The first bit of good news is that both the PlayStation 4 and Xbox One render the game at a native 1080p and use temporal anti-aliasing, a fact that the publication says keeps the image sharp and shimmer down even when viewing the sprawling post-apocalyptic world from afar.

Console versions both strive for 30fps gameplay, a modest goal considering the wealth of factors at play such as shadows, characters, day-night cycles and weather systems. Unfortunately, there are some noticeable performance drops to note.

Moving between major city areas, for example, causes both consoles to dip below the 20fps mark in the same spots on the map. This is likely due to assets being decompressed on the fly for the next location and is temporary as frame rates return to normal relatively quickly.

There appears to be a more serious issue with the Xbox One, however, as the game experience can pause for up to a second at a time during play. In matching runs, the Xbox One hit 0fps while the PS4 slowed down to just 28fps. The runs were tested across multiple consoles to eliminate the possibility of a bad box; the issues persisted on all Xbox One machines Digital Foundry tried.

The root cause of these momentary pauses appears to be the Xbox One’s hard drive. Despite an installation size of 28GB, it would seem that the console struggles to pull data from the drive quickly enough. Such stutters are most evident just before a cut scene and when switching to a new weapon using the D-pad. It doesn’t happen all the time but when it does, it can be pretty distracting.

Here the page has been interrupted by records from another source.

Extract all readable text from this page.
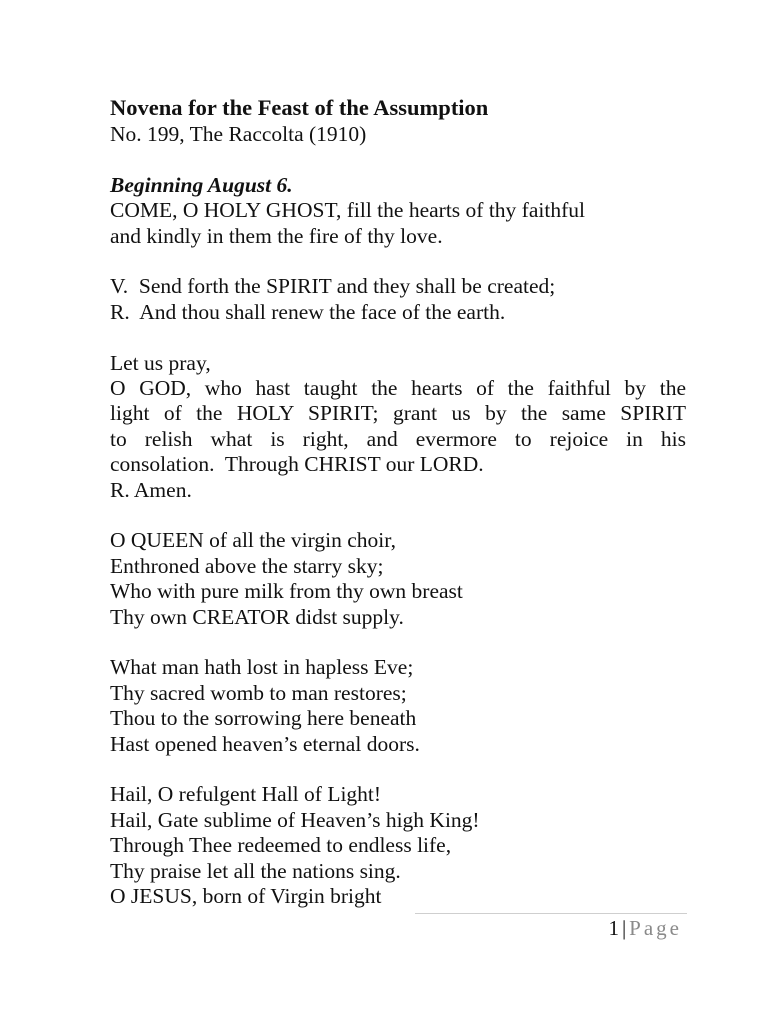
Novena for the Feast of the Assumption

No. 199, The Raccolta (1910)

Beginning August 6.

COME, O HOLY GHOST, fill the hearts of thy faithful
and kindly in them the fire of thy love.
V.  Send forth the SPIRIT and they shall be created;
R.  And thou shall renew the face of the earth.
Let us pray,
O GOD, who hast taught the hearts of the faithful by the
light of the HOLY SPIRIT; grant us by the same SPIRIT
to relish what is right, and evermore to rejoice in his
consolation.  Through CHRIST our LORD.
R. Amen.
O QUEEN of all the virgin choir,
Enthroned above the starry sky;
Who with pure milk from thy own breast
Thy own CREATOR didst supply.
What man hath lost in hapless Eve;
Thy sacred womb to man restores;
Thou to the sorrowing here beneath
Hast opened heaven’s eternal doors.
Hail, O refulgent Hall of Light!
Hail, Gate sublime of Heaven’s high King!
Through Thee redeemed to endless life,
Thy praise let all the nations sing.
O JESUS, born of Virgin bright
1 | Page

When exploring a complex area such as Diamond City, the team found the PlayStation 4 slightly outperformed the Xbox One (28fps versus 25fps). It’s not a flawless victory for the PS4, however, as the machine struggled in certain scenarios, dropping close to the 20fps mark while Microsoft’s console held firm at 30fps.

In a follow-up report, Digital Foundry concluded that the Xbox One’s storage system is indeed responsible for the bottleneck. Curiously enough, both consoles include a 500GB 5400RPM hard drive yet only the Xbox One suffers from stuttering issues. Short of a title update, the only complete fix at this point is to install a solid state drive in an external enclosure then copy the game data to that drive and use it instead of the internal hard drive (or replace the internal HDD with a SSD). Either way, it’s not a cheap fix but it does eliminate the problem entirely.

Testing with a faster 7200RPM hard drive and a solid state hybrid drive also showed signs of improvement although neither solution completely wiped out the problem the way the SSD did. Conversely, testing a solid state drive with the PS4 provided a very small advantage, one that wasn’t worth writing home about, the team said.

All things considered, the publication believes the Xbox One woes can be corrected via title update considering both platforms have very similar storage solutions and the problems aren’t present on Sony’s machine.